Early sketches for Hail to the King!
Hail to the King Poster
How has your process evolved since you first started designing?
As far as designing logos, packaging and print it’s been about the same. The drawing tablet replaced my mouse at some point but it’s all been the same process which starts on sketch form in the initial stage and then it’s all computer work from there. But as far as illustration, I have been going a bit backwards. My work is turning more into the hand drawn/inked direction. I use a lot more india ink and brushes now.
Album cover for Mr. Ho’s Orchestrotica’s
Are you a creature of habit or do you like to try new technologies, applications, and features?

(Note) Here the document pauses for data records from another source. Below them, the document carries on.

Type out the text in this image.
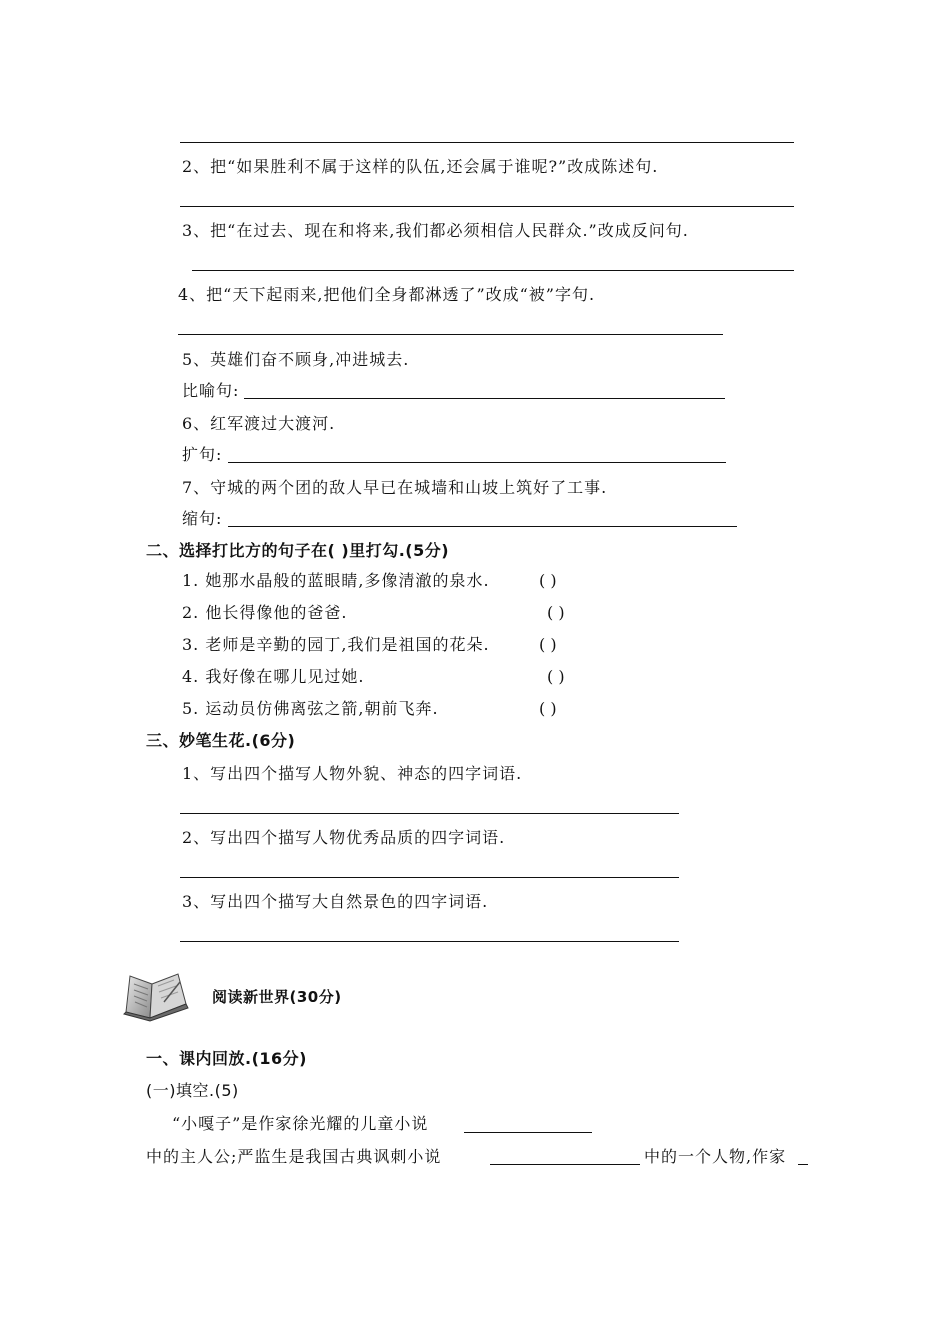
2、把“如果胜利不属于这样的队伍,还会属于谁呢?”改成陈述句.
3、把“在过去、现在和将来,我们都必须相信人民群众.”改成反问句.
4、把“天下起雨来,把他们全身都淋透了”改成“被”字句.
5、英雄们奋不顾身,冲进城去.
比喻句:
6、红军渡过大渡河.
扩句:
7、守城的两个团的敌人早已在城墙和山坡上筑好了工事.
缩句:
二、选择打比方的句子在( )里打勾.(5分)
1. 她那水晶般的蓝眼睛,多像清澈的泉水.	( )
2. 他长得像他的爸爸.	( )
3. 老师是辛勤的园丁,我们是祖国的花朵.	( )
4. 我好像在哪儿见过她.	( )
5. 运动员仿佛离弦之箭,朝前飞奔.	( )
三、妙笔生花.(6分)
1、写出四个描写人物外貌、神态的四字词语.
2、写出四个描写人物优秀品质的四字词语.
3、写出四个描写大自然景色的四字词语.
阅读新世界(30分)
一、课内回放.(16分)
(一)填空.(5)
“小嘎子”是作家徐光耀的儿童小说
中的主人公;严监生是我国古典讽刺小说	中的一个人物,作家
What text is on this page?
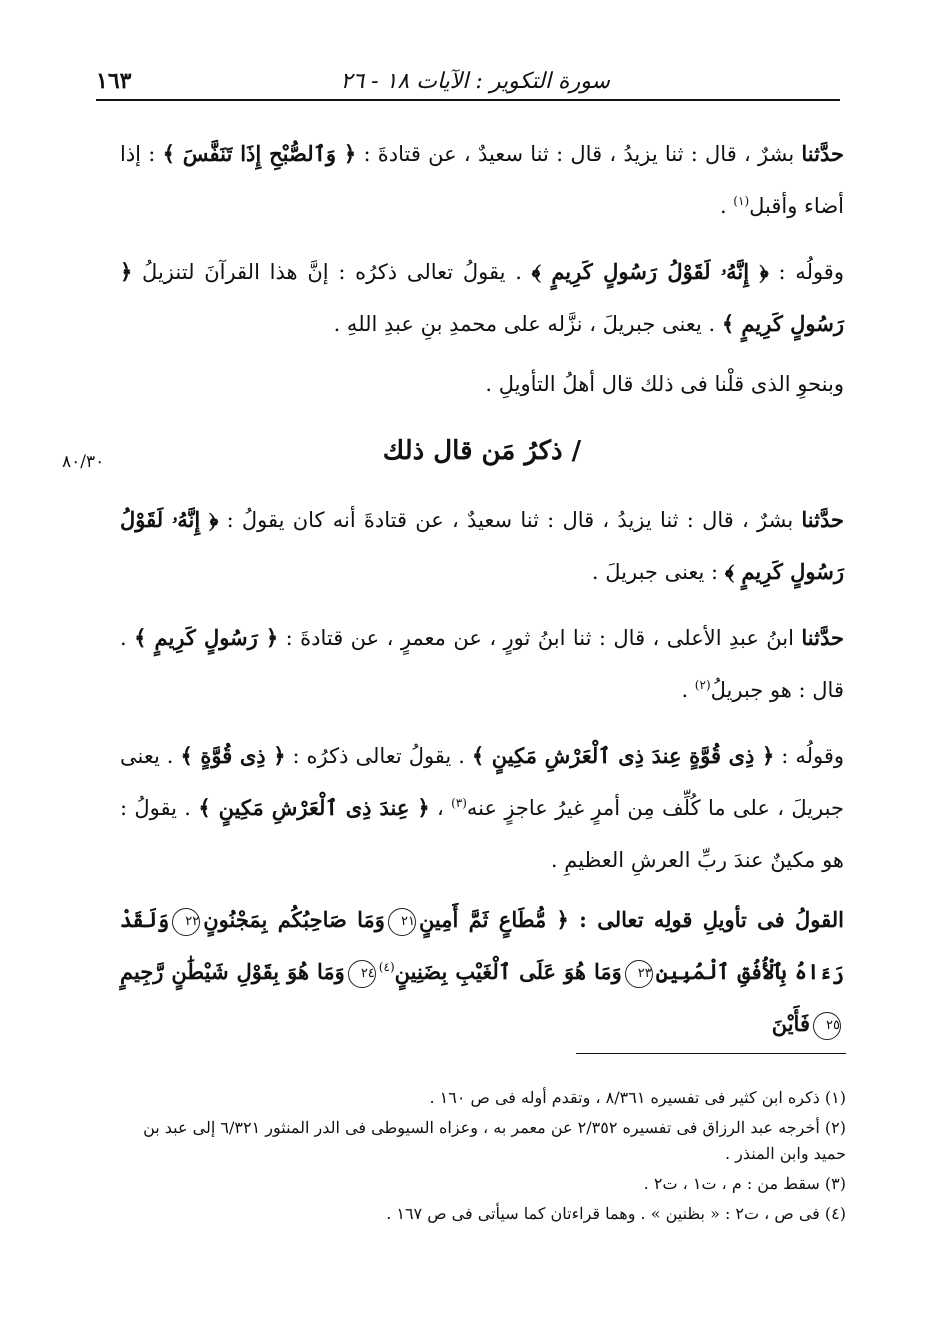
سورة التكوير : الآيات ١٨ - ٢٦
١٦٣
٨٠/٣٠

حدَّثنا بشرٌ ، قال : ثنا يزيدُ ، قال : ثنا سعيدٌ ، عن قتادةَ : ﴿ وَٱلصُّبْحِ إِذَا تَنَفَّسَ ﴾ : إذا أضاء وأقبل$^{(١)}$ .

وقولُه : ﴿ إِنَّهُۥ لَقَوْلُ رَسُولٍ كَرِيمٍ ﴾ . يقولُ تعالى ذكرُه : إنَّ هذا القرآنَ لتنزيلُ ﴿ رَسُولٍ كَرِيمٍ ﴾ . يعنى جبريلَ ، نزَّله على محمدِ بنِ عبدِ اللهِ .

وبنحوِ الذى قلْنا فى ذلك قال أهلُ التأويلِ .

/ ذكرُ مَن قال ذلك

حدَّثنا بشرٌ ، قال : ثنا يزيدُ ، قال : ثنا سعيدٌ ، عن قتادةَ أنه كان يقولُ : ﴿ إِنَّهُۥ لَقَوْلُ رَسُولٍ كَرِيمٍ ﴾ : يعنى جبريلَ .

حدَّثنا ابنُ عبدِ الأعلى ، قال : ثنا ابنُ ثورٍ ، عن معمرٍ ، عن قتادةَ : ﴿ رَسُولٍ كَرِيمٍ ﴾ . قال : هو جبريلُ$^{(٢)}$ .

وقولُه : ﴿ ذِى قُوَّةٍ عِندَ ذِى ٱلْعَرْشِ مَكِينٍ ﴾ . يقولُ تعالى ذكرُه : ﴿ ذِى قُوَّةٍ ﴾ . يعنى جبريلَ ، على ما كُلِّف مِن أمرٍ غيرُ عاجزٍ عنه$^{(٣)}$ ، ﴿ عِندَ ذِى ٱلْعَرْشِ مَكِينٍ ﴾ . يقولُ : هو مكينٌ عندَ ربِّ العرشِ العظيمِ .

القولُ فى تأويلِ قولِه تعالى : ﴿ مُّطَاعٍ ثَمَّ أَمِينٍ٢١وَمَا صَاحِبُكُم بِمَجْنُونٍ٢٢وَلَقَدْ رَءَاهُ بِٱلْأُفُقِ ٱلْمُبِينِ٢٣وَمَا هُوَ عَلَى ٱلْغَيْبِ بِضَنِينٍ$^{(٤)}$٢٤وَمَا هُوَ بِقَوْلِ شَيْطَٰنٍ رَّجِيمٍ٢٥فَأَيْنَ

(١) ذكره ابن كثير فى تفسيره ٨/٣٦١ ، وتقدم أوله فى ص ١٦٠ .

(٢) أخرجه عبد الرزاق فى تفسيره ٢/٣٥٢ عن معمر به ، وعزاه السيوطى فى الدر المنثور ٦/٣٢١ إلى عبد بن حميد وابن المنذر .

(٣) سقط من : م ، ت١ ، ت٢ .

(٤) فى ص ، ت٢ : « بظنين » . وهما قراءتان كما سيأتى فى ص ١٦٧ .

I’m not that much of a techie, I mostly use illustrator and photoshop to edit everything I do. Even when working with hand inked drawings I take it into photoshop and clean up/edit my files quite a bit. I try to mimmic old design and illustration techniques like inking by hand and creating textures by hand as close as possible. I feel that modern technology is not the same when it comes to translating that into the screen. I work in digital mediums but at least there’s a hand done quality to it. I can usually tell when someone used the computer to brush something. Some people are very good at it but I really enjoy the hand done process. So I think technology really speeds up my process but I don’t like to skip that human aspect phase of design.
Herb Lester Maps
What are your passions and interests outside of design and why?
This is very tough as I spend most of my time looking at design in one form or another. Architecture, pottery, furniture, interior design, and things of that sort are always on my mind. But outside design I really enjoy listening to music, surfing and being with my little boy and wife.